Assessing the prognosis of a disease is an essential component of a high-quality healthcare process. In the clinical scenario, prognostic information is relevant to prioritizing patients, to selecting treatment modalities or level of care, and to informing patients and relatives about what is expected to happen. From the ethical standpoint, expected prognosis is a key element in the process of ascertaining the suitability of the treatment options being considered. In the administrative arena, baseline prognosis is use to allocate healthcare resources and to evaluate team or institutional performance and benchmarking. Finally, as it relates to research, it is essential to be able to categorize patients in terms of risk as it relates to a specific outcome in order to be able describe different subgroups of subjects (epidemiological studies), to be able to compare the effect of specific therapeutic approaches between subjects with the same baseline risk (interventional studies) or to be able to select subpopulations most likely to benefit from an intervention in order maximize the chance of finding a positive therapeutic effect or in order to reduce the size and complexity of the trial to be carried out (trial design).

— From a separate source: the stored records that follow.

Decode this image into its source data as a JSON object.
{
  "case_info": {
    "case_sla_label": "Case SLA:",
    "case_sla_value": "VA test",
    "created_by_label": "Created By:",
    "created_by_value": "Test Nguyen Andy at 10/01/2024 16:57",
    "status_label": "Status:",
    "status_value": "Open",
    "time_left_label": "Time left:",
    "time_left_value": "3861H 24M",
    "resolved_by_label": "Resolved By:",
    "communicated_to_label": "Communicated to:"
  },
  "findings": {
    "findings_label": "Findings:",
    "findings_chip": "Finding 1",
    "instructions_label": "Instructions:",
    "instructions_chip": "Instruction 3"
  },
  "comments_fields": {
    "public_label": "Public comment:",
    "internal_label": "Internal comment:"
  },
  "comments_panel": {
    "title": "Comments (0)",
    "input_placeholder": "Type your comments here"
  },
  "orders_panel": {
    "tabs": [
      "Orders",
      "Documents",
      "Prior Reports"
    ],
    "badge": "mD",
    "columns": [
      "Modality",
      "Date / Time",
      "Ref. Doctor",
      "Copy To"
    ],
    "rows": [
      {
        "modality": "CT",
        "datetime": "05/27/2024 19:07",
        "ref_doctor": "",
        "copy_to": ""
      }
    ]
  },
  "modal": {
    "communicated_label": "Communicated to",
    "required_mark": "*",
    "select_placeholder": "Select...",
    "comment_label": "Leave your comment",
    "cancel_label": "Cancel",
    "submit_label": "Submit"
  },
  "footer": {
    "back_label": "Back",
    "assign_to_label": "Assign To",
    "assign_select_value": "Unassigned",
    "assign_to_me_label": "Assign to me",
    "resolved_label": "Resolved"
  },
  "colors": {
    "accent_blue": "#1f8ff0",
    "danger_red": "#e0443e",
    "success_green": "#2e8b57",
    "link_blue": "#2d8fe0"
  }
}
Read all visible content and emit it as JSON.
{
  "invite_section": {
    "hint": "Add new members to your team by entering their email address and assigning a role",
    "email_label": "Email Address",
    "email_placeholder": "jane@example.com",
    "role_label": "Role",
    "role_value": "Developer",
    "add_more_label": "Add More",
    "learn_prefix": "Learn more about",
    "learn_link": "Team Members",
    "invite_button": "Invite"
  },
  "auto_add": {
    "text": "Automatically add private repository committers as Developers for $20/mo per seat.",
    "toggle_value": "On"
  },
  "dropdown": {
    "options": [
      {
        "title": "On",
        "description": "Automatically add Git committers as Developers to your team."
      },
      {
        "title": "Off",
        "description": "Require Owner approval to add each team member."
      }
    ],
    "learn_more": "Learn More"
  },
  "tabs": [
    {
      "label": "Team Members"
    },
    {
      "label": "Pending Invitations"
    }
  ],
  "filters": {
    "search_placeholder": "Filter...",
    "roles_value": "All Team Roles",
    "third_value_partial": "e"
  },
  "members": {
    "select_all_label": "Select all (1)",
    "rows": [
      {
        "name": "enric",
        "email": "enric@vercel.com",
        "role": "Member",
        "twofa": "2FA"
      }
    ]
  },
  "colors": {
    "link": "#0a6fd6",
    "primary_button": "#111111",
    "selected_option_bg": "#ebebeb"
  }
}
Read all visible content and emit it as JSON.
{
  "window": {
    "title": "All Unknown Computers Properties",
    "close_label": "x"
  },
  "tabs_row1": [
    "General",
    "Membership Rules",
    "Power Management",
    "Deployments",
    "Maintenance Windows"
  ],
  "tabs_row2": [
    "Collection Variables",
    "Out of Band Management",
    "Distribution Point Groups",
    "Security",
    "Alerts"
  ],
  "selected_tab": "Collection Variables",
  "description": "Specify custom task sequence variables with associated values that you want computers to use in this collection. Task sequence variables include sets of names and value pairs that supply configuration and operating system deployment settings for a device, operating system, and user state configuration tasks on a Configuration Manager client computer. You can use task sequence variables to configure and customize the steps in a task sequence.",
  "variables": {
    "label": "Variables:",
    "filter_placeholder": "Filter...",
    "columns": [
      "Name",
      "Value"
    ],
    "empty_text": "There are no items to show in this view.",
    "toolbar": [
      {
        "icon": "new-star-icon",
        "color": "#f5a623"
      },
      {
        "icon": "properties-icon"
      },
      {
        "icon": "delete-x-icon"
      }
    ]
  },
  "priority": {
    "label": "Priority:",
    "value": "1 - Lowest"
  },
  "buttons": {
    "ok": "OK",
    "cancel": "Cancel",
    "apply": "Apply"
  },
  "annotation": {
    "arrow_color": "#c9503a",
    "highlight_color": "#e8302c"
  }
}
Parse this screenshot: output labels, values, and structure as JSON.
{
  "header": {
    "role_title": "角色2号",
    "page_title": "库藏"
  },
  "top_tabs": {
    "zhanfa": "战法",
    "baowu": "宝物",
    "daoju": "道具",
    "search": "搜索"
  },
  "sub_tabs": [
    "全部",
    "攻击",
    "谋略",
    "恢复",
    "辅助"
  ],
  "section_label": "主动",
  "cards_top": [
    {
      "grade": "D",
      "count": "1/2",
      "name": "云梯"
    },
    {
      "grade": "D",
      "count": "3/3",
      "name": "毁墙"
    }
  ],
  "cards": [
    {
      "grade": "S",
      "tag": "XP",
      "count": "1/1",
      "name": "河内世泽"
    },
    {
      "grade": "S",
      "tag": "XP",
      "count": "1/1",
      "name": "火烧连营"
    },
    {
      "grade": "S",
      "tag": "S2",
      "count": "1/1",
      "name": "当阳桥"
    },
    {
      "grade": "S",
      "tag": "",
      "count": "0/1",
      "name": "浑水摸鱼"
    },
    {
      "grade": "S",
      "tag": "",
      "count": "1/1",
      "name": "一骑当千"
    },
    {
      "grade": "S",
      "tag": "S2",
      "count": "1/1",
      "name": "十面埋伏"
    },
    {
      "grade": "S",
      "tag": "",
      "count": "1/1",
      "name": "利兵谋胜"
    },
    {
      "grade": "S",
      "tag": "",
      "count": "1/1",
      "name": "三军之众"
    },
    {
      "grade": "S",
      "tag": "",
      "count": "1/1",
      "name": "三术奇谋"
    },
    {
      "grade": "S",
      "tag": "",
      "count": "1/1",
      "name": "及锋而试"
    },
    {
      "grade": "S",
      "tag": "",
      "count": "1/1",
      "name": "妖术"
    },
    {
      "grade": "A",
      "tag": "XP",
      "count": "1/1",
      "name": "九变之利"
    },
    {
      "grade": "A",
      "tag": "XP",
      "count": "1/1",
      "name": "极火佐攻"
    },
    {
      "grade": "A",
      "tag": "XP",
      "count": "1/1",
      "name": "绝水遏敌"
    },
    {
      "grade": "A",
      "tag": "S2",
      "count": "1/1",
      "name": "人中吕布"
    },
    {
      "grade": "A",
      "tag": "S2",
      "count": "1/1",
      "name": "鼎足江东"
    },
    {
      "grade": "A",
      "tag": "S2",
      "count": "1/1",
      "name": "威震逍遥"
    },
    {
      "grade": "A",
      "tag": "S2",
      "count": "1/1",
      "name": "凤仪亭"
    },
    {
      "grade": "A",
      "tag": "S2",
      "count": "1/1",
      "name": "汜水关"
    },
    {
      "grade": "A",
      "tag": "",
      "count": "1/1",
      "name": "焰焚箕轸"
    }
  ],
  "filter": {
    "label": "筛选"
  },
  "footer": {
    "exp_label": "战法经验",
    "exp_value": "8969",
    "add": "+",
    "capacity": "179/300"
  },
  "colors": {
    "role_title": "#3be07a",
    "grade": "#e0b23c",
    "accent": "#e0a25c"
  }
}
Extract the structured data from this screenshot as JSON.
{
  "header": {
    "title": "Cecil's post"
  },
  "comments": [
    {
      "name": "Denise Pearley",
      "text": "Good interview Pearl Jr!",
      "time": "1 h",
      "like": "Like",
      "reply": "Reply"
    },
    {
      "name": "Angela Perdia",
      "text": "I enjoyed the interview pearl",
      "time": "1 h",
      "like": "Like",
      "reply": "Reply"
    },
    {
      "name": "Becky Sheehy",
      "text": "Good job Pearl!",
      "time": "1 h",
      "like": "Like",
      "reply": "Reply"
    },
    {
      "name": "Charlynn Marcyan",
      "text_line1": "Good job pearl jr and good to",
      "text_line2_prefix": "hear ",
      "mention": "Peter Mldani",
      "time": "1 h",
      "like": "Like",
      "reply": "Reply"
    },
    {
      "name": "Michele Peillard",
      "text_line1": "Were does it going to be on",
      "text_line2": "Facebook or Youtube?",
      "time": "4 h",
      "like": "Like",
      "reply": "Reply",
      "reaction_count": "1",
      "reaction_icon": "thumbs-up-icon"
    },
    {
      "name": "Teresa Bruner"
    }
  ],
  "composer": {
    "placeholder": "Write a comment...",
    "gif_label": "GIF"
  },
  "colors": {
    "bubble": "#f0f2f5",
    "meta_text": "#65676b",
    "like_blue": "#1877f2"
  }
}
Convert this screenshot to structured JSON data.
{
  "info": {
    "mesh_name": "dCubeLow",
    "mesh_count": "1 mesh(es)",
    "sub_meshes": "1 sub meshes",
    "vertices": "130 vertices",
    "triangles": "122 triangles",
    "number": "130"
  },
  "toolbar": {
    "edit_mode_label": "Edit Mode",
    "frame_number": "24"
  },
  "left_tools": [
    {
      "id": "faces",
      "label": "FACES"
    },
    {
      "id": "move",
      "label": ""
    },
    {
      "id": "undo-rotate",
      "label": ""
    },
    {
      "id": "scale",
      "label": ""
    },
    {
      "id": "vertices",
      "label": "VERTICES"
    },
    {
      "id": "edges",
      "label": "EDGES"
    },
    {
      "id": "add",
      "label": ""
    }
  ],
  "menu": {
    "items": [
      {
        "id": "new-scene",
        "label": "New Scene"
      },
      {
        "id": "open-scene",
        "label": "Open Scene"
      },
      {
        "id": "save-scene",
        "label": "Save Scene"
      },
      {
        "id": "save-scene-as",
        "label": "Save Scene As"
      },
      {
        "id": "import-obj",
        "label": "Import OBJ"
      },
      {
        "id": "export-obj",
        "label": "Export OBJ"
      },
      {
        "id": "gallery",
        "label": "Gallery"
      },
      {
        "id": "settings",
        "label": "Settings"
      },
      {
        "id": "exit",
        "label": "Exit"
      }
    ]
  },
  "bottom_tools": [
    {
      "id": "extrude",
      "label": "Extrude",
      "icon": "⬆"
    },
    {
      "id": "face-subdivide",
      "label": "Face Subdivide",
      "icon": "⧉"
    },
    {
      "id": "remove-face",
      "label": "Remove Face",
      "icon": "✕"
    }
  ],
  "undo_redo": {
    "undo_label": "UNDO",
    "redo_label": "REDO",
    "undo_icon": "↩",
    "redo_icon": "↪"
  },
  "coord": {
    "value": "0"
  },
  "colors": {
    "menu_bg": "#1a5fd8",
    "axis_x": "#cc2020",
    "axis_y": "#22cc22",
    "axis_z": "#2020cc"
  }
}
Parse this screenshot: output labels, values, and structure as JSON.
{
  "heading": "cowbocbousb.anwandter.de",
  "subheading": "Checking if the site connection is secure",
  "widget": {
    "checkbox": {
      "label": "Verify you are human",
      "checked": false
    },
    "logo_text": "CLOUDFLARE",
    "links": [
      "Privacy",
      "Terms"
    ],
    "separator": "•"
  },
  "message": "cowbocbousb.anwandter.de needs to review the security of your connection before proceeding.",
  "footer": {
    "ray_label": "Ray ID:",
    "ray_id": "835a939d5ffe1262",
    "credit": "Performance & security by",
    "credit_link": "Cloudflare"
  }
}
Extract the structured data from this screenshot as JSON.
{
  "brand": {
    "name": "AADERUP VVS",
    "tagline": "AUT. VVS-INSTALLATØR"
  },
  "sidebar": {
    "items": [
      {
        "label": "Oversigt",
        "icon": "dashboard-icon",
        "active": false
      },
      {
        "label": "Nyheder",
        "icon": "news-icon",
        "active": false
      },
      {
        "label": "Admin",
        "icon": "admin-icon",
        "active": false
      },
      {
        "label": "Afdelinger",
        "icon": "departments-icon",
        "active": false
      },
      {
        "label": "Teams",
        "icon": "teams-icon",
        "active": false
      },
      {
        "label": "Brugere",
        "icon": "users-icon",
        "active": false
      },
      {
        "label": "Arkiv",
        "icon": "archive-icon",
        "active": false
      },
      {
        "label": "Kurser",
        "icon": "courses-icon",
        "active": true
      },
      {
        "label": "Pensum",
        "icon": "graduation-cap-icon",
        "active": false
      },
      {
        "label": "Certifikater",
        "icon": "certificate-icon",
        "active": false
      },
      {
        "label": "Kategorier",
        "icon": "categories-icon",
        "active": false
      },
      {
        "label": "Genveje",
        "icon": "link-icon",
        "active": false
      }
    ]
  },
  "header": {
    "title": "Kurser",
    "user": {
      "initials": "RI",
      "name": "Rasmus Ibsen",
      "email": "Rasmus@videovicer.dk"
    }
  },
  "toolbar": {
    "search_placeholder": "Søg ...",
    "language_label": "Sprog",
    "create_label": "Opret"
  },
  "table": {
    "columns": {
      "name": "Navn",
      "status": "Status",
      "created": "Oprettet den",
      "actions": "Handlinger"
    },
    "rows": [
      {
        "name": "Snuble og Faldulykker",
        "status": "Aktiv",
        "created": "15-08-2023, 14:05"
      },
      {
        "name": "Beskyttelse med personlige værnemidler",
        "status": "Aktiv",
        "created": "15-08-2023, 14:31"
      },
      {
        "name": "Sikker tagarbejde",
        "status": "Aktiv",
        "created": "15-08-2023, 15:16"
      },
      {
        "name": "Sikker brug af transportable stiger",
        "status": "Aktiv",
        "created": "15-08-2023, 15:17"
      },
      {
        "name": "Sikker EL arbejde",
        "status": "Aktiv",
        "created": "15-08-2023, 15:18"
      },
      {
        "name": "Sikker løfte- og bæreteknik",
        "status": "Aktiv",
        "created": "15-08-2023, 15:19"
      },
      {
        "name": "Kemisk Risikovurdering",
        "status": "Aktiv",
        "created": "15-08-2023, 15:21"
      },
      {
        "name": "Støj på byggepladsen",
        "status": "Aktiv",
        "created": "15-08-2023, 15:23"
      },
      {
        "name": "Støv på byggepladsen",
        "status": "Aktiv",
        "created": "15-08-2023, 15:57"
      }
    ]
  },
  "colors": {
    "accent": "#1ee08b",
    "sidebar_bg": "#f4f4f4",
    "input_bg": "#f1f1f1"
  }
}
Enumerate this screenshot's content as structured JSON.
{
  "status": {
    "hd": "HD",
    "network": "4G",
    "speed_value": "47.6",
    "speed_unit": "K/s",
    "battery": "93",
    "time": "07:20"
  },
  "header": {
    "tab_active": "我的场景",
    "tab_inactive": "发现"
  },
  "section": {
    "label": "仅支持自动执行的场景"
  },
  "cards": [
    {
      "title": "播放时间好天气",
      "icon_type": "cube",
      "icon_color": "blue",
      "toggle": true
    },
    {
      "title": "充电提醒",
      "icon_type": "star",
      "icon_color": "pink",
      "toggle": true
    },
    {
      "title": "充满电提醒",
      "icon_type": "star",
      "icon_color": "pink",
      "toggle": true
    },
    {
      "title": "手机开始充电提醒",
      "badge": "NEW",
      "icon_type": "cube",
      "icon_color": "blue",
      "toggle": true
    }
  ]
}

The different definitions of the acute respiratory distress syndrome (ARDS) that have been proposed since 1994 have all proposed to stratify patients in terms of disease severity. The American-European Consensus Conference (AECC) definition of ARDS (1) recommended that disease severity and acute lung injury (ALI) subclassification (ALI vs. ARDS) should be established by the degree of hypoxemia estimated by partial pressure of oxygen/fraction of inspired oxygen (PaO2/FIO2) ratio measurements regardless the need of mechanical ventilation and, consequently, the level of positive end-expiratory pressure (PEEP). Cutoff values were set at a PaO2/FIO2 ≤300 mmHg for the all including ALI category and at a PaO2/FIO2 ≤200 mmHg for ARDS. More recently, the Berlin Definition (2), defined three mutually exclusive subgroups of ARDS (mild, moderate and severe ARDS) according to the PaO2/FIO2 ratio (201 to 300 mmHg, 101 to 200 mmHg, ≤100 mmHg respectively) measured with PEEP or continuous positive airway pressure (CPAP) ≥5 cmH2O. Empirical evaluation of the draft definition showed that mortality increased and duration of mechanical ventilation in survivors increased significantly with stages of ARDS from mild to severe. Moreover, compared to the AECC definition, the final Berlin definition had a better predictive validity for mortality (AUROC 0.577; 95% CI, 0.561–0.593 vs. 0.536; 95% CI, 0.520–0.553; P<0.001).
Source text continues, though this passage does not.